With quarter of an hour to go, Kuridrani stretched it back out to six points with his team’s fifth try after Scotland had lost a lineout. Foley’s conversion made it eight. A fifth Laidlaw penalty with 11 minutes to go made it 32-27 and meant the game was a single-score contest again.
With seven minutes left, after a heavy drizzle had begun to descend, Scotland sensationally regained the lead. Bennett intercepted a James Slipper pass to dash in and score under the posts, and Laidlaw added the conversion.
Australia needed to draw on every ounce of their defiant self-belief at that point, and they did, fighting their way upfield until Joubert made that fateful decision. Foley stroked the ball between the sticks, his team had scraped through, and Scotland’s dream of reaching a first semi-final in nearly a quarter of a century had died.
AUSTRALIA: Tries: Ashley-Cooper, Mitchell 2, Hooper, Kuridrani. Cons: Foley 2. Pens: Foley 2.

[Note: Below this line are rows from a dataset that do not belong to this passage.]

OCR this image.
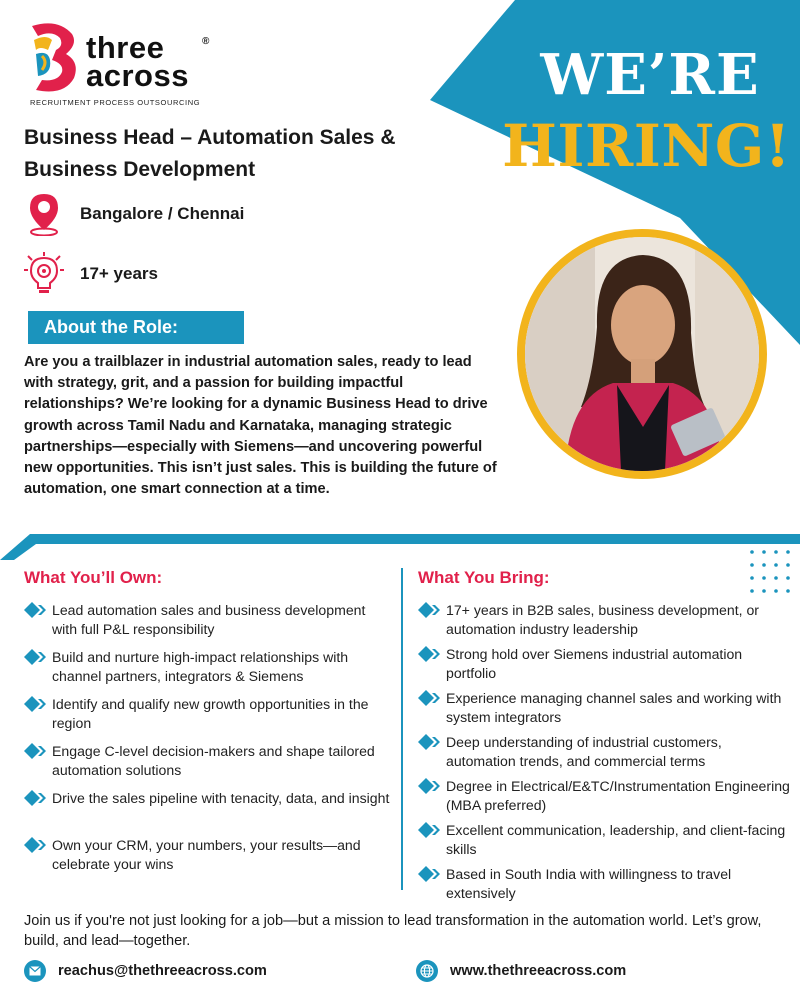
three
across
®
RECRUITMENT PROCESS OUTSOURCING	WE’RE
HIRING!
Business Head – Automation Sales & Business Development
Bangalore / Chennai
17+ years
About the Role:
Are you a trailblazer in industrial automation sales, ready to lead with strategy, grit, and a passion for building impactful relationships? We’re looking for a dynamic Business Head to drive growth across Tamil Nadu and Karnataka, managing strategic partnerships—especially with Siemens—and uncovering powerful new opportunities. This isn’t just sales. This is building the future of automation, one smart connection at a time.
What You’ll Own:	What You Bring:
Lead automation sales and business development with full P&L responsibility
Build and nurture high-impact relationships with channel partners, integrators & Siemens
Identify and qualify new growth opportunities in the region
Engage C-level decision-makers and shape tailored automation solutions
Drive the sales pipeline with tenacity, data, and insight
Own your CRM, your numbers, your results—and celebrate your wins
17+ years in B2B sales, business development, or automation industry leadership
Strong hold over Siemens industrial automation portfolio
Experience managing channel sales and working with system integrators
Deep understanding of industrial customers, automation trends, and commercial terms
Degree in Electrical/E&TC/Instrumentation Engineering (MBA preferred)
Excellent communication, leadership, and client-facing skills
Based in South India with willingness to travel extensively
Join us if you're not just looking for a job—but a mission to lead transformation in the automation world. Let’s grow, build, and lead—together.
reachus@thethreeacross.com	www.thethreeacross.com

SCOTLAND: Tries: Horne, Seymour, Bennett. Cons: Laidlaw 2. Pens: Laidlaw 5.
Australia: K Beale; A Ashley-Cooper, T Kuridrani, M Giteau, D Mitchell; B Foley, W Genia (N Phipps 71); S Sio (J Slipper 51), S Moore (T Polota-Nau 62), S Kepu (G Holmes 54), K Douglas, R Simmons (D Mumm 66), S Fardy, M Hooper, B McCalman. Unused substitutes: S McMahon, M Toomua, Q Cooper.
Scotland: S Hogg; S Maitland, M Bennett, P Horne (R Vernon 71), T Seymour (S Lamont 63); F Russell, G Laidlaw; A Dickinson (G Reid 48), R Ford (F Brown 54), W Nel (J Welsh 76), R Gray, J Gray (T Swinson 67), B Cowan (J Strauss 67), J Hardie, D Denton. Unused substitute: H Pyrgos.
Referee: C Joubert (South Africa). Attendance: 77,110.